Traditional Yindjibarndi Elders and others criticised Woodside’s plan to conduct offshore seismic testing for its controversial Scarborough Gas project, at a demonstration in Boorloo/Perth on August 23.

Tootsie Daniel, a Yindjibarndi Elder and member of Murujuga Aboriginal Corporation Circle of Elders, said: “Please, whoever you are, don’t blast anything, otherwise you’re going to have some sort of bad luck in your life. We believe that.

“Just listen to the custodians of the land. Respect the country. Don’t go there. Don’t touch it.

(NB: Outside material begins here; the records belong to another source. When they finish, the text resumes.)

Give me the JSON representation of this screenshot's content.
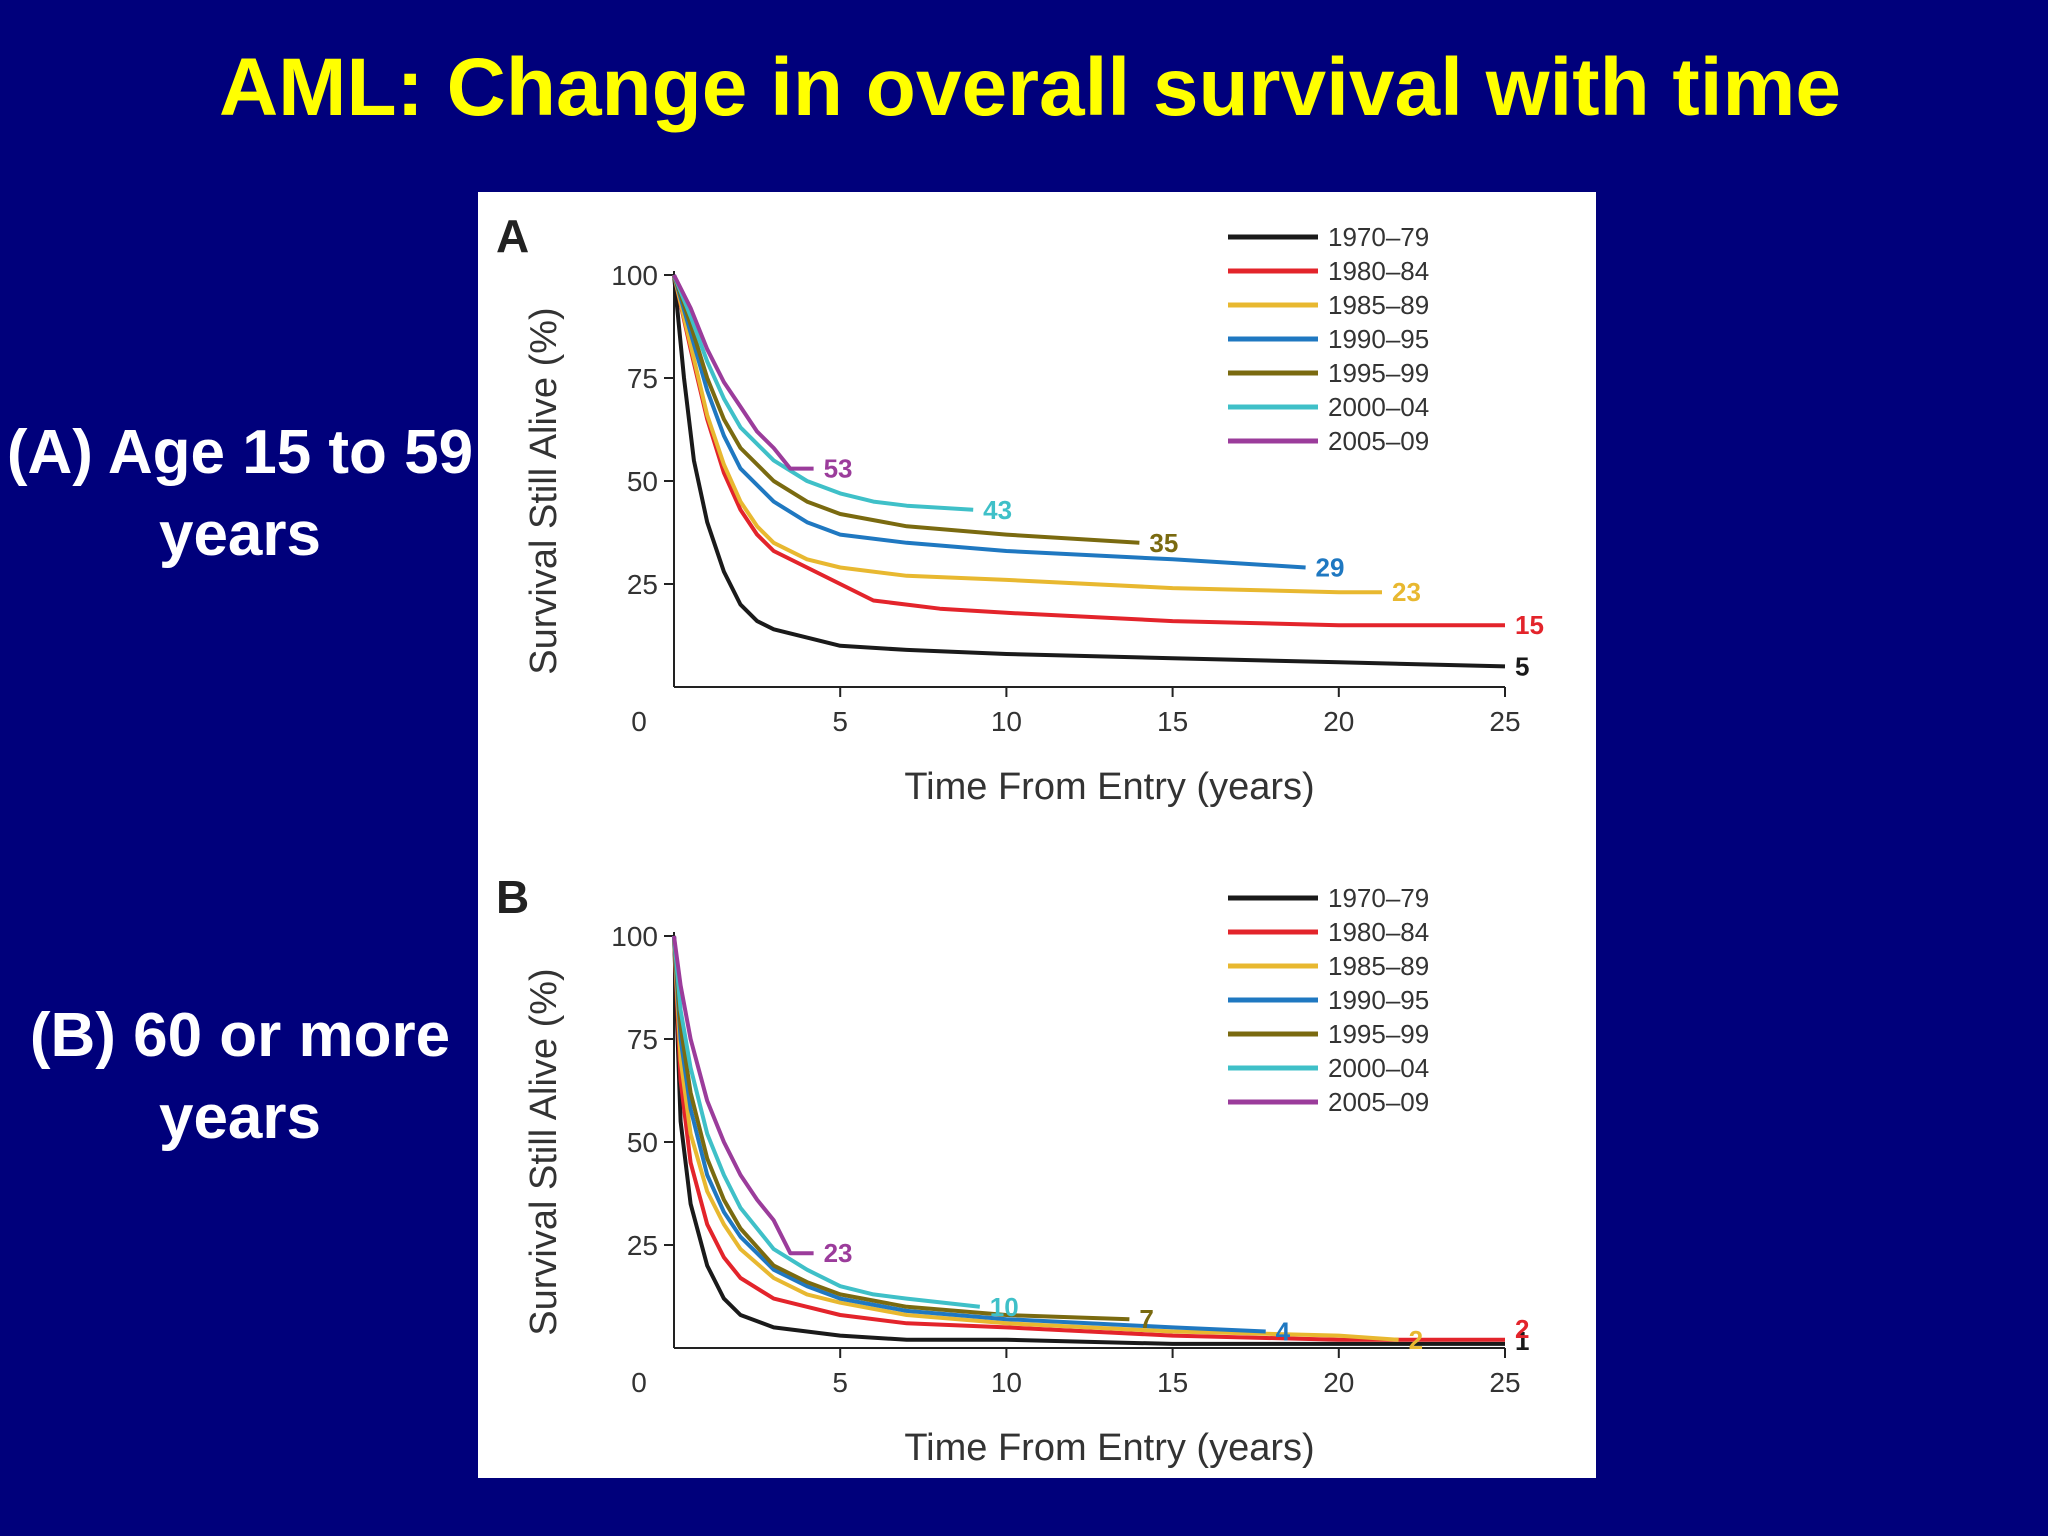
{
  "slide": {
    "title": "AML: Change in overall survival with time",
    "label_a": "(A) Age 15 to 59 years",
    "label_b": "(B) 60 or more years"
  },
  "colors": {
    "background": "#00007b",
    "title": "#ffff00",
    "1970-79": "#1a1a1a",
    "1980-84": "#e3242b",
    "1985-89": "#e8b830",
    "1990-95": "#1f78c1",
    "1995-99": "#7a6a10",
    "2000-04": "#3fc0c8",
    "2005-09": "#9b3c9b"
  },
  "chart_data": [
    {
      "type": "line",
      "panel_letter": "A",
      "xlabel": "Time From Entry (years)",
      "ylabel": "Survival Still Alive (%)",
      "xlim": [
        0,
        25
      ],
      "ylim": [
        0,
        100
      ],
      "x_ticks": [
        0,
        5,
        10,
        15,
        20,
        25
      ],
      "y_ticks": [
        25,
        50,
        75,
        100
      ],
      "grid": false,
      "legend_position": "top-right",
      "series": [
        {
          "name": "1970–79",
          "color": "#1a1a1a",
          "end_label": "5",
          "x": [
            0,
            0.3,
            0.6,
            1,
            1.5,
            2,
            2.5,
            3,
            4,
            5,
            7,
            10,
            15,
            20,
            25
          ],
          "y": [
            100,
            75,
            55,
            40,
            28,
            20,
            16,
            14,
            12,
            10,
            9,
            8,
            7,
            6,
            5
          ]
        },
        {
          "name": "1980–84",
          "color": "#e3242b",
          "end_label": "15",
          "x": [
            0,
            0.5,
            1,
            1.5,
            2,
            2.5,
            3,
            4,
            5,
            6,
            8,
            10,
            15,
            20,
            25
          ],
          "y": [
            100,
            82,
            65,
            52,
            43,
            37,
            33,
            29,
            25,
            21,
            19,
            18,
            16,
            15,
            15
          ]
        },
        {
          "name": "1985–89",
          "color": "#e8b830",
          "end_label": "23",
          "x": [
            0,
            0.5,
            1,
            1.5,
            2,
            2.5,
            3,
            4,
            5,
            7,
            10,
            15,
            20,
            21.3
          ],
          "y": [
            100,
            83,
            66,
            54,
            45,
            39,
            35,
            31,
            29,
            27,
            26,
            24,
            23,
            23
          ]
        },
        {
          "name": "1990–95",
          "color": "#1f78c1",
          "end_label": "29",
          "x": [
            0,
            0.5,
            1,
            1.5,
            2,
            3,
            4,
            5,
            7,
            10,
            15,
            19
          ],
          "y": [
            100,
            86,
            72,
            61,
            53,
            45,
            40,
            37,
            35,
            33,
            31,
            29
          ]
        },
        {
          "name": "1995–99",
          "color": "#7a6a10",
          "end_label": "35",
          "x": [
            0,
            0.5,
            1,
            1.5,
            2,
            3,
            4,
            5,
            7,
            10,
            14
          ],
          "y": [
            100,
            88,
            75,
            65,
            58,
            50,
            45,
            42,
            39,
            37,
            35
          ]
        },
        {
          "name": "2000–04",
          "color": "#3fc0c8",
          "end_label": "43",
          "x": [
            0,
            0.5,
            1,
            1.5,
            2,
            3,
            4,
            5,
            6,
            7,
            9
          ],
          "y": [
            100,
            90,
            79,
            70,
            63,
            55,
            50,
            47,
            45,
            44,
            43
          ]
        },
        {
          "name": "2005–09",
          "color": "#9b3c9b",
          "end_label": "53",
          "x": [
            0,
            0.5,
            1,
            1.5,
            2,
            2.5,
            3,
            3.5,
            4.2
          ],
          "y": [
            100,
            92,
            82,
            74,
            68,
            62,
            58,
            53,
            53
          ]
        }
      ]
    },
    {
      "type": "line",
      "panel_letter": "B",
      "xlabel": "Time From Entry (years)",
      "ylabel": "Survival Still Alive (%)",
      "xlim": [
        0,
        25
      ],
      "ylim": [
        0,
        100
      ],
      "x_ticks": [
        0,
        5,
        10,
        15,
        20,
        25
      ],
      "y_ticks": [
        25,
        50,
        75,
        100
      ],
      "grid": false,
      "legend_position": "top-right",
      "series": [
        {
          "name": "1970–79",
          "color": "#1a1a1a",
          "end_label": "1",
          "x": [
            0,
            0.2,
            0.5,
            1,
            1.5,
            2,
            3,
            4,
            5,
            7,
            10,
            15,
            20,
            25
          ],
          "y": [
            100,
            55,
            35,
            20,
            12,
            8,
            5,
            4,
            3,
            2,
            2,
            1,
            1,
            1
          ]
        },
        {
          "name": "1980–84",
          "color": "#e3242b",
          "end_label": "2",
          "x": [
            0,
            0.2,
            0.5,
            1,
            1.5,
            2,
            3,
            4,
            5,
            7,
            10,
            15,
            20,
            25
          ],
          "y": [
            100,
            65,
            45,
            30,
            22,
            17,
            12,
            10,
            8,
            6,
            5,
            3,
            2,
            2
          ]
        },
        {
          "name": "1985–89",
          "color": "#e8b830",
          "end_label": "2",
          "x": [
            0,
            0.2,
            0.5,
            1,
            1.5,
            2,
            3,
            4,
            5,
            7,
            10,
            15,
            20,
            21.8
          ],
          "y": [
            100,
            70,
            52,
            38,
            30,
            24,
            17,
            13,
            11,
            8,
            6,
            4,
            3,
            2
          ]
        },
        {
          "name": "1990–95",
          "color": "#1f78c1",
          "end_label": "4",
          "x": [
            0,
            0.2,
            0.5,
            1,
            1.5,
            2,
            3,
            4,
            5,
            7,
            10,
            15,
            17.8
          ],
          "y": [
            100,
            75,
            58,
            42,
            33,
            27,
            19,
            15,
            12,
            9,
            7,
            5,
            4
          ]
        },
        {
          "name": "1995–99",
          "color": "#7a6a10",
          "end_label": "7",
          "x": [
            0,
            0.2,
            0.5,
            1,
            1.5,
            2,
            3,
            4,
            5,
            7,
            10,
            13.7
          ],
          "y": [
            100,
            78,
            62,
            46,
            36,
            29,
            20,
            16,
            13,
            10,
            8,
            7
          ]
        },
        {
          "name": "2000–04",
          "color": "#3fc0c8",
          "end_label": "10",
          "x": [
            0,
            0.2,
            0.5,
            1,
            1.5,
            2,
            3,
            4,
            5,
            6,
            7,
            9.2
          ],
          "y": [
            100,
            82,
            68,
            52,
            42,
            34,
            24,
            19,
            15,
            13,
            12,
            10
          ]
        },
        {
          "name": "2005–09",
          "color": "#9b3c9b",
          "end_label": "23",
          "x": [
            0,
            0.2,
            0.5,
            1,
            1.5,
            2,
            2.5,
            3,
            3.5,
            4.2
          ],
          "y": [
            100,
            88,
            75,
            60,
            50,
            42,
            36,
            31,
            23,
            23
          ]
        }
      ]
    }
  ]
}
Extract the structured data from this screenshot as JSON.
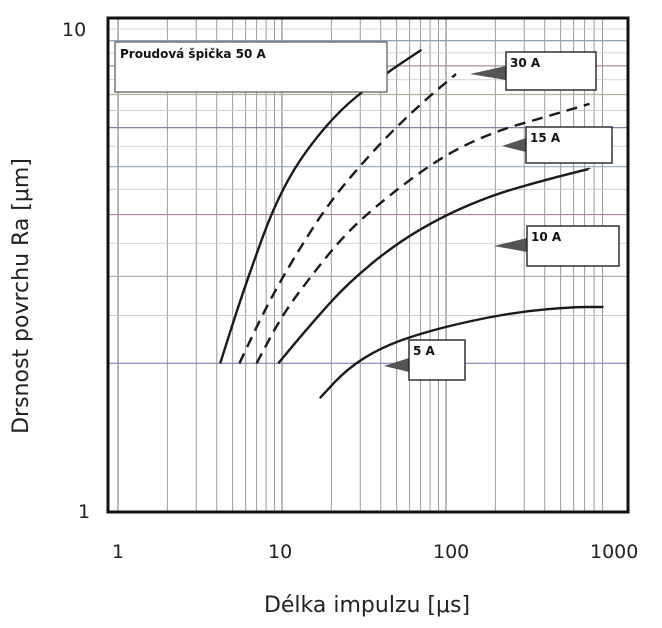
{
  "chart_data": {
    "type": "line",
    "xscale": "log",
    "yscale": "log",
    "xlim": [
      1,
      1000
    ],
    "ylim": [
      1,
      10
    ],
    "x_ticks": [
      "1",
      "10",
      "100",
      "1000"
    ],
    "y_ticks": [
      "1",
      "10"
    ],
    "xlabel": "Délka impulzu [μs]",
    "ylabel": "Drsnost povrchu Ra [μm]",
    "grid": true,
    "legend_title": "Proudová špička 50 A",
    "series": [
      {
        "name": "50 A",
        "style": "solid",
        "x": [
          4.2,
          6,
          10,
          20,
          40,
          70
        ],
        "y": [
          2.0,
          2.9,
          4.6,
          6.3,
          7.6,
          8.6
        ]
      },
      {
        "name": "30 A",
        "style": "dashed",
        "x": [
          5.5,
          8,
          12,
          20,
          40,
          70,
          115
        ],
        "y": [
          2.0,
          2.6,
          3.3,
          4.3,
          5.6,
          6.7,
          7.7
        ]
      },
      {
        "name": "15 A",
        "style": "dashed",
        "x": [
          7,
          10,
          15,
          25,
          50,
          100,
          200,
          400,
          750
        ],
        "y": [
          2.0,
          2.5,
          3.0,
          3.7,
          4.5,
          5.3,
          5.9,
          6.3,
          6.7
        ]
      },
      {
        "name": "10 A",
        "style": "solid",
        "x": [
          9.5,
          15,
          25,
          50,
          100,
          200,
          400,
          750
        ],
        "y": [
          2.0,
          2.4,
          2.9,
          3.5,
          4.0,
          4.4,
          4.7,
          4.95
        ]
      },
      {
        "name": "5 A",
        "style": "solid",
        "x": [
          17,
          25,
          40,
          70,
          150,
          300,
          600,
          900
        ],
        "y": [
          1.7,
          1.95,
          2.15,
          2.3,
          2.45,
          2.55,
          2.6,
          2.6
        ]
      }
    ],
    "callouts": [
      {
        "label": "30 A",
        "series": "30 A"
      },
      {
        "label": "15 A",
        "series": "15 A"
      },
      {
        "label": "10 A",
        "series": "10 A"
      },
      {
        "label": "5 A",
        "series": "5 A"
      }
    ]
  }
}
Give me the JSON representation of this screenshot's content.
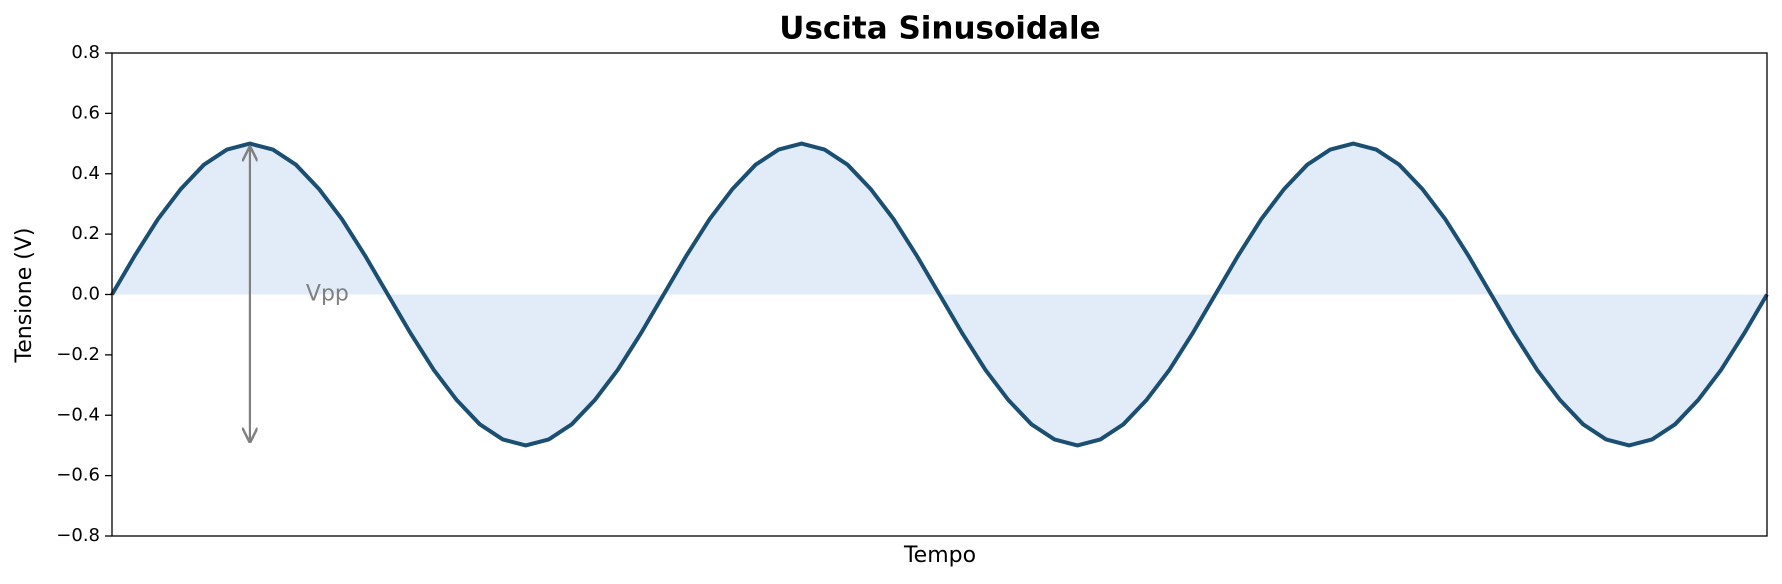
{
  "chart_data": {
    "type": "line",
    "title": "Uscita Sinusoidale",
    "x_label": "Tempo",
    "y_label": "Tensione (V)",
    "values": [
      0,
      0.13,
      0.25,
      0.35,
      0.43,
      0.48,
      0.5,
      0.48,
      0.43,
      0.35,
      0.25,
      0.13,
      0,
      -0.13,
      -0.25,
      -0.35,
      -0.43,
      -0.48,
      -0.5,
      -0.48,
      -0.43,
      -0.35,
      -0.25,
      -0.13,
      0,
      0.13,
      0.25,
      0.35,
      0.43,
      0.48,
      0.5,
      0.48,
      0.43,
      0.35,
      0.25,
      0.13,
      0,
      -0.13,
      -0.25,
      -0.35,
      -0.43,
      -0.48,
      -0.5,
      -0.48,
      -0.43,
      -0.35,
      -0.25,
      -0.13,
      0,
      0.13,
      0.25,
      0.35,
      0.43,
      0.48,
      0.5,
      0.48,
      0.43,
      0.35,
      0.25,
      0.13,
      0,
      -0.13,
      -0.25,
      -0.35,
      -0.43,
      -0.48,
      -0.5,
      -0.48,
      -0.43,
      -0.35,
      -0.25,
      -0.13,
      0
    ],
    "color": "#1b4f72",
    "fill_color": "#cfe0f3",
    "fill": true,
    "ylim": [
      -0.8,
      0.8
    ],
    "yticks": [
      {
        "value": -0.8,
        "label": "−0.8"
      },
      {
        "value": -0.6,
        "label": "−0.6"
      },
      {
        "value": -0.4,
        "label": "−0.4"
      },
      {
        "value": -0.2,
        "label": "−0.2"
      },
      {
        "value": 0,
        "label": "0.0"
      },
      0.2,
      0.4,
      0.6,
      0.8
    ],
    "annotation": {
      "text": "Vpp",
      "from": 0.5,
      "to": -0.5,
      "color": "#808080"
    }
  }
}
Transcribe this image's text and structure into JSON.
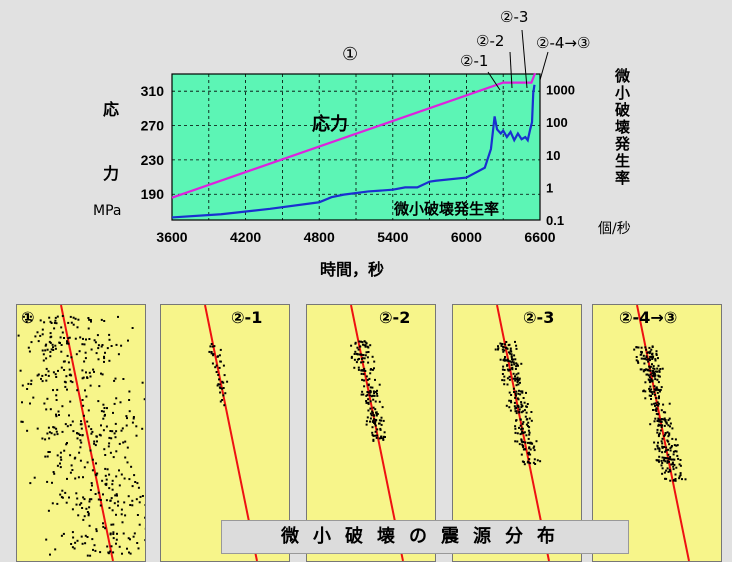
{
  "chart_data": {
    "type": "line",
    "title": "",
    "xlabel": "時間，秒",
    "x_ticks": [
      "3600",
      "4200",
      "4800",
      "5400",
      "6000",
      "6600"
    ],
    "xlim": [
      3600,
      6600
    ],
    "y_left": {
      "label_chars": "応力",
      "unit": "MPa",
      "ticks": [
        "310",
        "270",
        "230",
        "190"
      ],
      "lim": [
        160,
        330
      ]
    },
    "y_right": {
      "label_chars": "微小破壊発生率",
      "unit": "個/秒",
      "ticks": [
        "1000",
        "100",
        "10",
        "1",
        "0.1"
      ],
      "scale": "log",
      "lim": [
        0.1,
        3000
      ]
    },
    "series": [
      {
        "name": "応力",
        "axis": "left",
        "color": "#dd22dd",
        "x": [
          3600,
          6300,
          6530,
          6560
        ],
        "y": [
          186,
          320,
          320,
          331
        ]
      },
      {
        "name": "微小破壊発生率",
        "axis": "right",
        "color": "#1a2fd0",
        "x": [
          3600,
          4000,
          4400,
          4800,
          4900,
          5000,
          5200,
          5400,
          5500,
          5600,
          5700,
          5750,
          6000,
          6150,
          6200,
          6230,
          6250,
          6280,
          6300,
          6330,
          6360,
          6390,
          6420,
          6450,
          6480,
          6500,
          6520,
          6535,
          6545,
          6555
        ],
        "y": [
          0.12,
          0.15,
          0.22,
          0.35,
          0.5,
          0.6,
          0.75,
          0.85,
          1.0,
          1.0,
          1.5,
          1.6,
          2.0,
          4.0,
          15,
          150,
          60,
          45,
          55,
          35,
          50,
          28,
          45,
          30,
          35,
          28,
          60,
          100,
          800,
          1400
        ]
      }
    ],
    "stage_markers": [
      "①",
      "②-1",
      "②-2",
      "②-3",
      "②-4→③"
    ],
    "grid": true
  },
  "panels": {
    "labels": [
      "①",
      "②-1",
      "②-2",
      "②-3",
      "②-4→③"
    ]
  },
  "caption": "微小破壊の震源分布"
}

We say that, but people just go straight past us.”

The newly-formed Pilbara Climate Network (PCN) organised the 25-person strong vigil as other protests were organised in Boorloo and Margaret River in south-western Western Australia.

Seismic testing involves blasting underwater sound cannons to identify gas deposits in the ocean floor. These sonar booms are among the loudest sounds made by human technology, and pose a major threat to nearby marine life.

Woodside intends to fire multiple sonars every minute for 80 days.

The National Offshore Petroleum Safety and Environmental Management Authority (NOPSEMA), the federal regulator for offshore exploration, gave Woodside the green light, but said it needs to carry out further consultation before testing begins.

Traditional Owner Mardudhunera woman Raelene Cooper has launched legal action to halt the seismic blasting. She is arguing that Woodside failed to consult her as a required stakeholder. The Environmental Defender’s Office (EDO) is arguing that NOPSEMA should not have granted approval before the consultations were undertaken.

EDO spokesperson Clare Lakewood told The Guardian that NOPSEMA gave approval on July 31 with the consultation condition, but less than a fortnight later Woodside said it was ready to start seismic blasting. It could not have done “meaningful, respectful and thorough consultation” in that short time.

Greenpeace said there are 54 threatened species, including the pygmy blue whale, which will be directly impacted by the blasting.

Rachel Rainey, a Karratha resident and PCN spokesperson, told the protest: “The Pilbara is home to a fantastic array of marine life, which is under enough stress as it is from climate change, ongoing industrial activities and the depletion in food sources.

“There is no need to test the boundaries of our local marine ecosystem’s resilience and risk total collapse.

“The Pilbara region could be a world leader in renewable energy. Instead, we’re allowing Woodside to forge ahead with plans to expand fossil fuel production in a time when we should be transitioning towards renewables as rapidly as possible.

“No new fossil fuel projects should be built, but particularly not projects like the Burrup Hub, that rely on endangering local marine life.”

Rainey said the PCN supports Cooper’s court action to stop Woodside’s seismic blasting. “Many in the Pilbara share her concerns for our precious marine life.”